## Heatmap: Accuracy Breakdown
### Overview
The image presents a heatmap visualizing the accuracy breakdown across different digit scales and layers. The heatmap uses a color gradient to represent accuracy values, ranging from 0.0 (lightest color) to 0.8 (darkest color).
### Components/Axes
* **Title:** "Accuracy Breakdown" - positioned at the top-center of the image.
* **X-axis:** "layer" - ranging from 0 to 28, with markers at every 2 units.
* **Y-axis:** "Digit Scale" - ranging from 1 to 4, with markers at each integer value.
* **Colorbar:** Located on the right side of the heatmap, representing the accuracy scale from 0.0 to 0.8, with a gradient from light blue to dark blue.
### Detailed Analysis
The heatmap displays accuracy values for each combination of digit scale and layer.

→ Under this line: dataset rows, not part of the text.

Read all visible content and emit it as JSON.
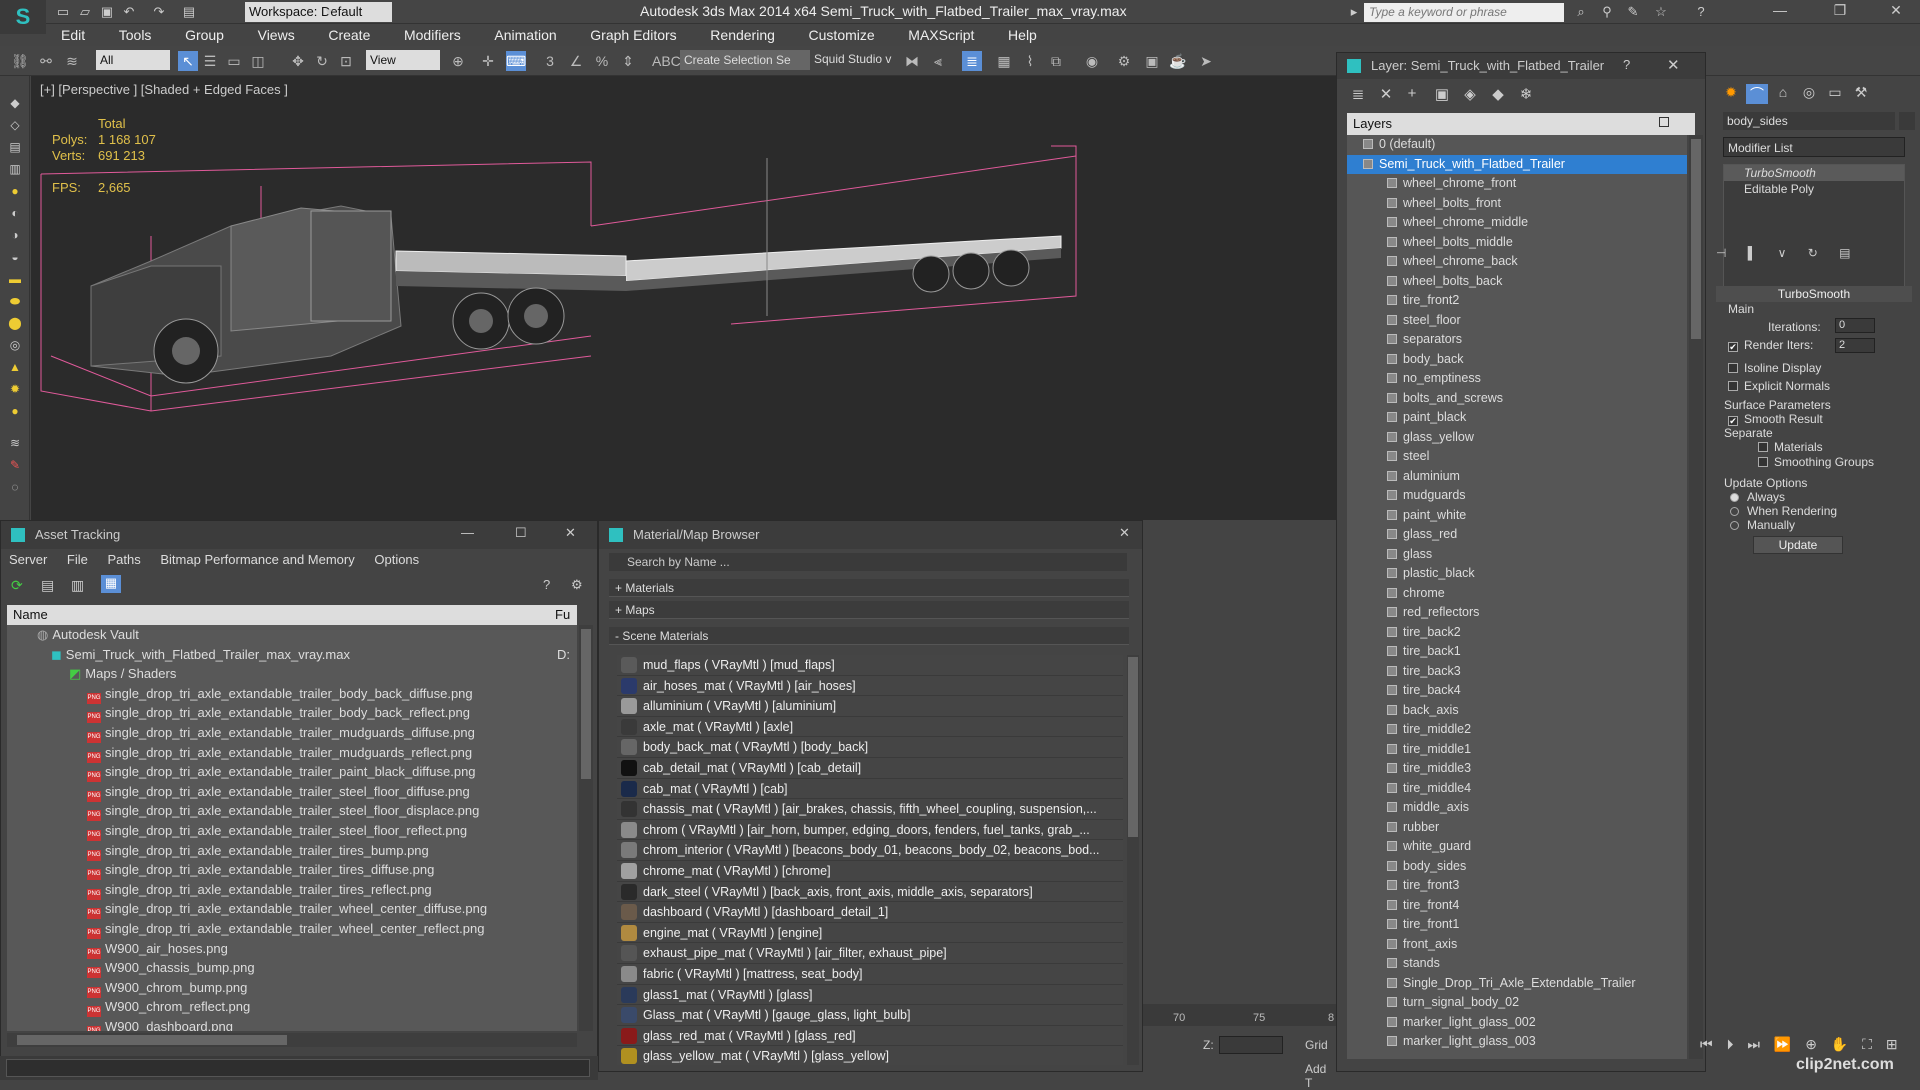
{
  "app": {
    "title": "Autodesk 3ds Max  2014 x64     Semi_Truck_with_Flatbed_Trailer_max_vray.max",
    "workspace": "Workspace: Default",
    "search_placeholder": "Type a keyword or phrase"
  },
  "menu": [
    "Edit",
    "Tools",
    "Group",
    "Views",
    "Create",
    "Modifiers",
    "Animation",
    "Graph Editors",
    "Rendering",
    "Customize",
    "MAXScript",
    "Help"
  ],
  "toolbar": {
    "filter": "All",
    "coord": "View",
    "selection_set": "Create Selection Se",
    "squid": "Squid Studio v"
  },
  "viewport": {
    "label": "[+] [Perspective ] [Shaded + Edged Faces ]",
    "stats_total": "Total",
    "polys_label": "Polys:",
    "polys": "1 168 107",
    "verts_label": "Verts:",
    "verts": "691 213",
    "fps_label": "FPS:",
    "fps": "2,665"
  },
  "layer_window": {
    "title": "Layer: Semi_Truck_with_Flatbed_Trailer",
    "header": "Layers",
    "top_items": [
      "0 (default)",
      "Semi_Truck_with_Flatbed_Trailer"
    ],
    "items": [
      "wheel_chrome_front",
      "wheel_bolts_front",
      "wheel_chrome_middle",
      "wheel_bolts_middle",
      "wheel_chrome_back",
      "wheel_bolts_back",
      "tire_front2",
      "steel_floor",
      "separators",
      "body_back",
      "no_emptiness",
      "bolts_and_screws",
      "paint_black",
      "glass_yellow",
      "steel",
      "aluminium",
      "mudguards",
      "paint_white",
      "glass_red",
      "glass",
      "plastic_black",
      "chrome",
      "red_reflectors",
      "tire_back2",
      "tire_back1",
      "tire_back3",
      "tire_back4",
      "back_axis",
      "tire_middle2",
      "tire_middle1",
      "tire_middle3",
      "tire_middle4",
      "middle_axis",
      "rubber",
      "white_guard",
      "body_sides",
      "tire_front3",
      "tire_front4",
      "tire_front1",
      "front_axis",
      "stands",
      "Single_Drop_Tri_Axle_Extendable_Trailer",
      "turn_signal_body_02",
      "marker_light_glass_002",
      "marker_light_glass_003"
    ]
  },
  "command_panel": {
    "object_name": "body_sides",
    "modifier_list": "Modifier List",
    "stack": [
      "TurboSmooth",
      "Editable Poly"
    ],
    "rollout_title": "TurboSmooth",
    "main_label": "Main",
    "iterations_label": "Iterations:",
    "iterations": "0",
    "render_iters_label": "Render Iters:",
    "render_iters": "2",
    "isoline": "Isoline Display",
    "explicit_normals": "Explicit Normals",
    "surface_params": "Surface Parameters",
    "smooth_result": "Smooth Result",
    "separate": "Separate",
    "materials": "Materials",
    "smoothing_groups": "Smoothing Groups",
    "update_options": "Update Options",
    "always": "Always",
    "when_rendering": "When Rendering",
    "manually": "Manually",
    "update_button": "Update"
  },
  "asset_tracking": {
    "title": "Asset Tracking",
    "menu": [
      "Server",
      "File",
      "Paths",
      "Bitmap Performance and Memory",
      "Options"
    ],
    "col_name": "Name",
    "col_fu": "Fu",
    "vault": "Autodesk Vault",
    "file": "Semi_Truck_with_Flatbed_Trailer_max_vray.max",
    "file_suffix": "D:",
    "maps_folder": "Maps / Shaders",
    "maps": [
      "single_drop_tri_axle_extandable_trailer_body_back_diffuse.png",
      "single_drop_tri_axle_extandable_trailer_body_back_reflect.png",
      "single_drop_tri_axle_extandable_trailer_mudguards_diffuse.png",
      "single_drop_tri_axle_extandable_trailer_mudguards_reflect.png",
      "single_drop_tri_axle_extandable_trailer_paint_black_diffuse.png",
      "single_drop_tri_axle_extandable_trailer_steel_floor_diffuse.png",
      "single_drop_tri_axle_extandable_trailer_steel_floor_displace.png",
      "single_drop_tri_axle_extandable_trailer_steel_floor_reflect.png",
      "single_drop_tri_axle_extandable_trailer_tires_bump.png",
      "single_drop_tri_axle_extandable_trailer_tires_diffuse.png",
      "single_drop_tri_axle_extandable_trailer_tires_reflect.png",
      "single_drop_tri_axle_extandable_trailer_wheel_center_diffuse.png",
      "single_drop_tri_axle_extandable_trailer_wheel_center_reflect.png",
      "W900_air_hoses.png",
      "W900_chassis_bump.png",
      "W900_chrom_bump.png",
      "W900_chrom_reflect.png",
      "W900_dashboard.png"
    ]
  },
  "material_browser": {
    "title": "Material/Map Browser",
    "search": "Search by Name ...",
    "cat_materials": "+ Materials",
    "cat_maps": "+ Maps",
    "cat_scene": "- Scene Materials",
    "items": [
      {
        "t": "mud_flaps  ( VRayMtl ) [mud_flaps]",
        "c": "#5a5a5a"
      },
      {
        "t": "air_hoses_mat  ( VRayMtl ) [air_hoses]",
        "c": "#2b3a6b"
      },
      {
        "t": "alluminium  ( VRayMtl ) [aluminium]",
        "c": "#9a9a9a"
      },
      {
        "t": "axle_mat  ( VRayMtl ) [axle]",
        "c": "#3a3a3a"
      },
      {
        "t": "body_back_mat  ( VRayMtl ) [body_back]",
        "c": "#666666"
      },
      {
        "t": "cab_detail_mat  ( VRayMtl ) [cab_detail]",
        "c": "#111111"
      },
      {
        "t": "cab_mat  ( VRayMtl ) [cab]",
        "c": "#1a2a4a"
      },
      {
        "t": "chassis_mat  ( VRayMtl ) [air_brakes, chassis, fifth_wheel_coupling, suspension,...",
        "c": "#333333"
      },
      {
        "t": "chrom  ( VRayMtl ) [air_horn, bumper, edging_doors, fenders, fuel_tanks, grab_...",
        "c": "#8a8a8a"
      },
      {
        "t": "chrom_interior  ( VRayMtl ) [beacons_body_01, beacons_body_02, beacons_bod...",
        "c": "#7a7a7a"
      },
      {
        "t": "chrome_mat  ( VRayMtl ) [chrome]",
        "c": "#a0a0a0"
      },
      {
        "t": "dark_steel  ( VRayMtl ) [back_axis, front_axis, middle_axis, separators]",
        "c": "#2a2a2a"
      },
      {
        "t": "dashboard  ( VRayMtl ) [dashboard_detail_1]",
        "c": "#6a5a4a"
      },
      {
        "t": "engine_mat  ( VRayMtl ) [engine]",
        "c": "#b08a40"
      },
      {
        "t": "exhaust_pipe_mat  ( VRayMtl ) [air_filter, exhaust_pipe]",
        "c": "#555555"
      },
      {
        "t": "fabric  ( VRayMtl ) [mattress, seat_body]",
        "c": "#8a8a8a"
      },
      {
        "t": "glass1_mat  ( VRayMtl ) [glass]",
        "c": "#2a3a5a"
      },
      {
        "t": "Glass_mat  ( VRayMtl ) [gauge_glass, light_bulb]",
        "c": "#3a4a6a"
      },
      {
        "t": "glass_red_mat  ( VRayMtl ) [glass_red]",
        "c": "#8a1a1a"
      },
      {
        "t": "glass_yellow_mat  ( VRayMtl ) [glass_yellow]",
        "c": "#b09020"
      }
    ]
  },
  "timeline": {
    "tick70": "70",
    "tick75": "75",
    "tick8": "8",
    "z_label": "Z:",
    "grid": "Grid",
    "add": "Add T"
  },
  "watermark": "clip2net.com",
  "colors": {
    "selection": "#2f7fd1",
    "stats": "#e0c04a",
    "bbox": "#e05a9a"
  }
}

The color intensity corresponds to the accuracy level.
* **Digit Scale 1:** Accuracy is low for layers 0-22, then rapidly increases to approximately 0.8 for layers 24-28.
* **Digit Scale 2:** Accuracy starts low for layers 0-22, then increases to approximately 0.6-0.7 for layers 24-28.
* **Digit Scale 3:** Accuracy remains consistently low, around 0.2-0.4, across all layers.
* **Digit Scale 4:** Accuracy is very low, around 0.1-0.2, across all layers.
Here's a more detailed breakdown of approximate accuracy values based on color interpretation:
| Digit Scale | Layer 0 | Layer 2 | Layer 4 | Layer 6 | Layer 8 | Layer 10 | Layer 12 | Layer 14 | Layer 16 | Layer 18 | Layer 20 | Layer 22 | Layer 24 | Layer 26 | Layer 28 |
|---|---|---|---|---|---|---|---|---|---|---|---|---|---|---|---|
| 1 | 0.0 | 0.0 | 0.0 | 0.0 | 0.0 | 0.0 | 0.0 | 0.0 | 0.0 | 0.0 | 0.0 | 0.0 | 0.75 | 0.8 | 0.8 |
| 2 | 0.0 | 0.0 | 0.0 | 0.0 | 0.0 | 0.0 | 0.0 | 0.0 | 0.0 | 0.0 | 0.0 | 0.0 | 0.55 | 0.65 | 0.65 |
| 3 | 0.1 | 0.1 | 0.2 | 0.2 | 0.2 | 0.2 | 0.3 | 0.3 | 0.3 | 0.3 | 0.3 | 0.3 | 0.3 | 0.3 | 0.3 |
| 4 | 0.0 | 0.0 | 0.1 | 0.1 | 0.1 | 0.1 | 0.1 | 0.1 | 0.1 | 0.1 | 0.1 | 0.1 | 0.1 | 0.1 | 0.1 |
### Key Observations
* Accuracy is significantly higher for Digit Scale 1 compared to other digit scales.
* Accuracy generally increases with layer number, particularly for Digit Scale 1 and 2.
* Digit Scales 3 and 4 exhibit consistently low accuracy across all layers.
* There is a sharp increase in accuracy for Digit Scale 1 around layer 24.
### Interpretation
The heatmap suggests that the model performs best at recognizing Digit Scale 1, and its performance improves as it progresses through deeper layers (layers 24-28). The consistently low accuracy for Digit Scales 3 and 4 indicates that the model struggles to accurately process these scales, regardless of the layer. This could be due to several factors, such as the complexity of these digits, the quality of the training data, or limitations in the model architecture. The rapid increase in accuracy for Digit Scale 1 around layer 24 might indicate that this layer is crucial for feature extraction or pattern recognition specific to that digit scale. The data suggests a potential need to focus on improving the model's ability to handle Digit Scales 3 and 4, perhaps through data augmentation or architectural modifications.